Secretary Stanton ordered the arrest and incarceration in Fort McHenry of one Doctor Ives, a correspondent of the New York Herald, on the charge of being a spy, and for violating the rules and regulations of the War Department. According to the order of Secretary Stanton, Ives introduced himself into the chambers of the Department, when private consultations were being held, and demanded news for publication.
The Seventy-sixth regiment of Ohio Volunteers, under command of Colonel C. R. Woods, passed through Columbus on their way to Kentucky.--Cincinnati Gazette, February 11.
The efficiency of United States mortar-boats was fully tested to-day by Captain Constable, U. S. N., in the Mississippi River, just below Cairo, Ill., and near Fort Holt, on the Kentucky shore. The experiments showed that thirteen-inch shells, filled with sand, could be thrown a distance of three and a half miles--the time of flight being thirty-one seconds, and the recoil of the gun-carriage about two feet. Filled with powder, the shells could be thrown much further.--(Doc. 31.)

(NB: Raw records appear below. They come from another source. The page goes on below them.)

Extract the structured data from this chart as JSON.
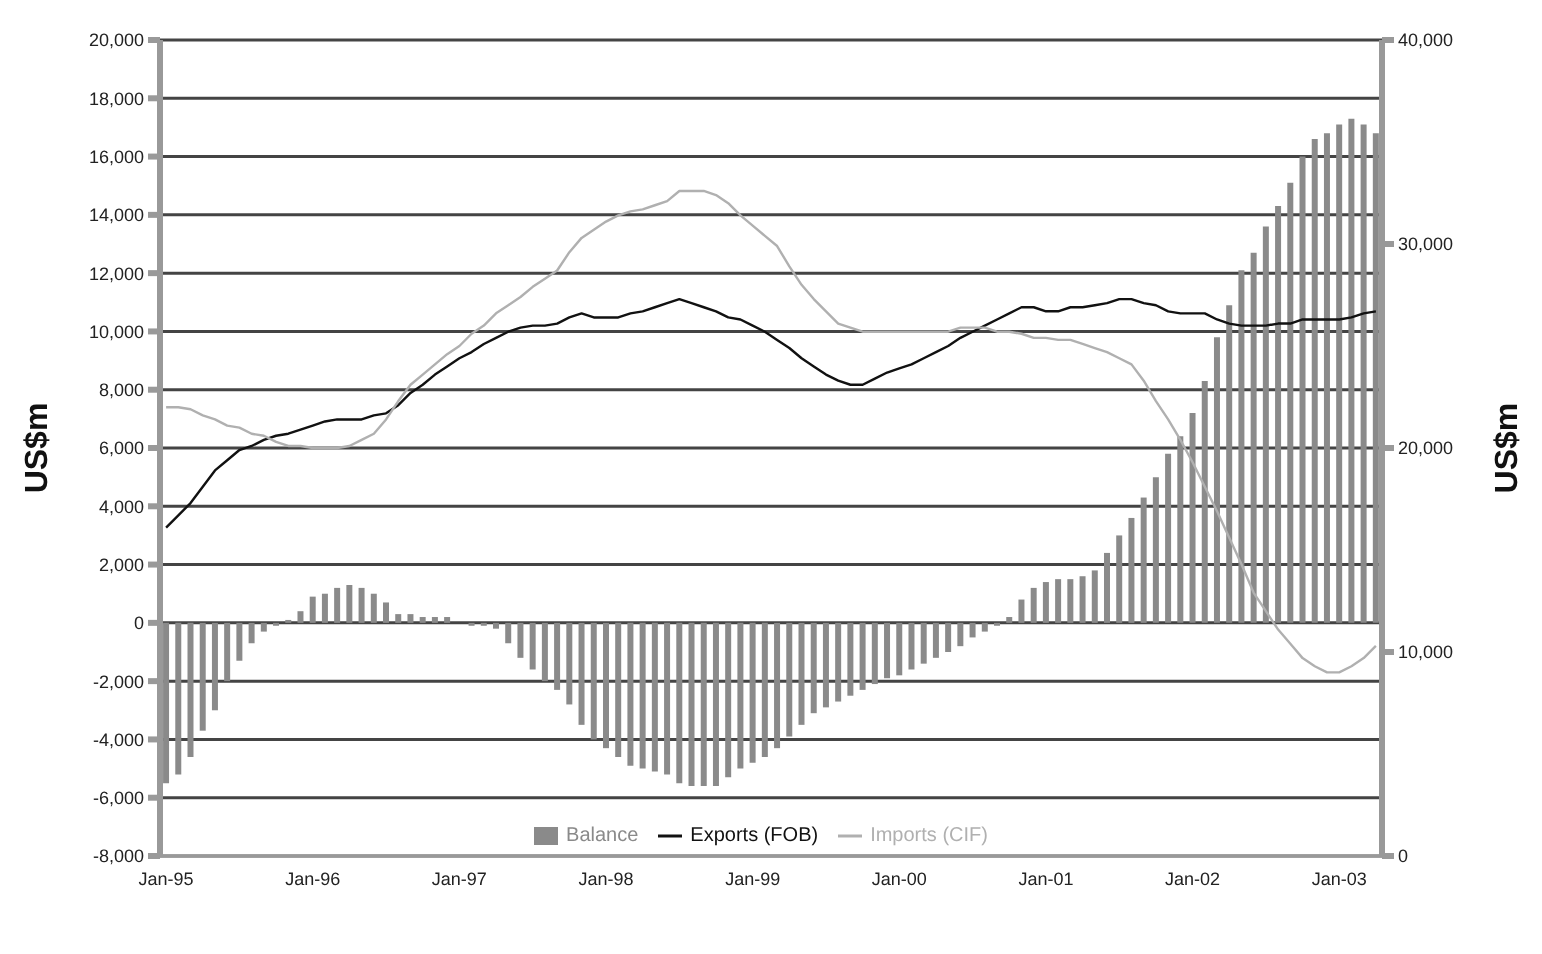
{
  "chart_data": {
    "type": "bar",
    "ylabel": "US$m",
    "y2label": "US$m",
    "categories": [
      "Jan-95",
      null,
      null,
      null,
      null,
      null,
      null,
      null,
      null,
      null,
      null,
      null,
      "Jan-96",
      null,
      null,
      null,
      null,
      null,
      null,
      null,
      null,
      null,
      null,
      null,
      "Jan-97",
      null,
      null,
      null,
      null,
      null,
      null,
      null,
      null,
      null,
      null,
      null,
      "Jan-98",
      null,
      null,
      null,
      null,
      null,
      null,
      null,
      null,
      null,
      null,
      null,
      "Jan-99",
      null,
      null,
      null,
      null,
      null,
      null,
      null,
      null,
      null,
      null,
      null,
      "Jan-00",
      null,
      null,
      null,
      null,
      null,
      null,
      null,
      null,
      null,
      null,
      null,
      "Jan-01",
      null,
      null,
      null,
      null,
      null,
      null,
      null,
      null,
      null,
      null,
      null,
      "Jan-02",
      null,
      null,
      null,
      null,
      null,
      null,
      null,
      null,
      null,
      null,
      null,
      "Jan-03",
      null,
      null,
      null
    ],
    "series": [
      {
        "name": "Balance",
        "color": "#8a8a8a",
        "values": [
          -5500,
          -5200,
          -4600,
          -3700,
          -3000,
          -2000,
          -1300,
          -700,
          -300,
          -100,
          100,
          400,
          900,
          1000,
          1200,
          1300,
          1200,
          1000,
          700,
          300,
          300,
          200,
          200,
          200,
          0,
          -100,
          -100,
          -200,
          -700,
          -1200,
          -1600,
          -2000,
          -2300,
          -2800,
          -3500,
          -4000,
          -4300,
          -4600,
          -4900,
          -5000,
          -5100,
          -5200,
          -5500,
          -5600,
          -5600,
          -5600,
          -5300,
          -5000,
          -4800,
          -4600,
          -4300,
          -3900,
          -3500,
          -3100,
          -2900,
          -2700,
          -2500,
          -2300,
          -2100,
          -1900,
          -1800,
          -1600,
          -1400,
          -1200,
          -1000,
          -800,
          -500,
          -300,
          -100,
          200,
          800,
          1200,
          1400,
          1500,
          1500,
          1600,
          1800,
          2400,
          3000,
          3600,
          4300,
          5000,
          5800,
          6400,
          7200,
          8300,
          9800,
          10900,
          12100,
          12700,
          13600,
          14300,
          15100,
          16000,
          16600,
          16800,
          17100,
          17300,
          17100,
          16800
        ]
      },
      {
        "name": "Exports (FOB)",
        "type": "line",
        "axis": "y2",
        "color": "#111111",
        "values": [
          16100,
          16700,
          17300,
          18100,
          18900,
          19400,
          19900,
          20100,
          20400,
          20600,
          20700,
          20900,
          21100,
          21300,
          21400,
          21400,
          21400,
          21600,
          21700,
          22100,
          22700,
          23100,
          23600,
          24000,
          24400,
          24700,
          25100,
          25400,
          25700,
          25900,
          26000,
          26000,
          26100,
          26400,
          26600,
          26400,
          26400,
          26400,
          26600,
          26700,
          26900,
          27100,
          27300,
          27100,
          26900,
          26700,
          26400,
          26300,
          26000,
          25700,
          25300,
          24900,
          24400,
          24000,
          23600,
          23300,
          23100,
          23100,
          23400,
          23700,
          23900,
          24100,
          24400,
          24700,
          25000,
          25400,
          25700,
          26000,
          26300,
          26600,
          26900,
          26900,
          26700,
          26700,
          26900,
          26900,
          27000,
          27100,
          27300,
          27300,
          27100,
          27000,
          26700,
          26600,
          26600,
          26600,
          26300,
          26100,
          26000,
          26000,
          26000,
          26100,
          26100,
          26300,
          26300,
          26300,
          26300,
          26400,
          26600,
          26700
        ]
      },
      {
        "name": "Imports (CIF)",
        "type": "line",
        "axis": "y2",
        "color": "#b0b0b0",
        "values": [
          22000,
          22000,
          21900,
          21600,
          21400,
          21100,
          21000,
          20700,
          20600,
          20300,
          20100,
          20100,
          20000,
          20000,
          20000,
          20100,
          20400,
          20700,
          21400,
          22300,
          23100,
          23600,
          24100,
          24600,
          25000,
          25600,
          26000,
          26600,
          27000,
          27400,
          27900,
          28300,
          28700,
          29600,
          30300,
          30700,
          31100,
          31400,
          31600,
          31700,
          31900,
          32100,
          32600,
          32600,
          32600,
          32400,
          32000,
          31400,
          30900,
          30400,
          29900,
          28900,
          28000,
          27300,
          26700,
          26100,
          25900,
          25700,
          25700,
          25700,
          25700,
          25700,
          25700,
          25700,
          25700,
          25900,
          25900,
          25900,
          25700,
          25700,
          25600,
          25400,
          25400,
          25300,
          25300,
          25100,
          24900,
          24700,
          24400,
          24100,
          23300,
          22300,
          21400,
          20400,
          19300,
          18100,
          16900,
          15600,
          14300,
          12900,
          12000,
          11100,
          10400,
          9700,
          9300,
          9000,
          9000,
          9300,
          9700,
          10300
        ]
      }
    ],
    "ylim": [
      -8000,
      20000
    ],
    "yticks": [
      {
        "value": -8000,
        "label": "-8,000"
      },
      {
        "value": -6000,
        "label": "-6,000"
      },
      {
        "value": -4000,
        "label": "-4,000"
      },
      {
        "value": -2000,
        "label": "-2,000"
      },
      0,
      {
        "value": 2000,
        "label": "2,000"
      },
      {
        "value": 4000,
        "label": "4,000"
      },
      {
        "value": 6000,
        "label": "6,000"
      },
      {
        "value": 8000,
        "label": "8,000"
      },
      {
        "value": 10000,
        "label": "10,000"
      },
      {
        "value": 12000,
        "label": "12,000"
      },
      {
        "value": 14000,
        "label": "14,000"
      },
      {
        "value": 16000,
        "label": "16,000"
      },
      {
        "value": 18000,
        "label": "18,000"
      },
      {
        "value": 20000,
        "label": "20,000"
      }
    ],
    "y2lim": [
      0,
      40000
    ],
    "y2ticks": [
      0,
      {
        "value": 10000,
        "label": "10,000"
      },
      {
        "value": 20000,
        "label": "20,000"
      },
      {
        "value": 30000,
        "label": "30,000"
      },
      {
        "value": 40000,
        "label": "40,000"
      }
    ],
    "grid": "y",
    "legend": "bottom"
  }
}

Brigadier-General Charles P. Stone was arrested in Washington this morning, at two o'clock, by a posse of the Provost Marshal's force, and sent to Fort Lafayette, New York harbor. The charges against General Stone are: First, for misbehavior at the battle of Ball's Bluff; second, for holding correspondence with the enemy before and since the battle of Ball's Bluff, and receiving visits from rebel officers in his camp; third, for treacherously suffering the enemy to build a fort or strong work, since the battle of Ball's Bluff, under his guns, without molestation; fourth, for a treacherous design to expose his force to capture and destruction by the enemy, under pretence of orders for a movement from the commanding general, which had not been given.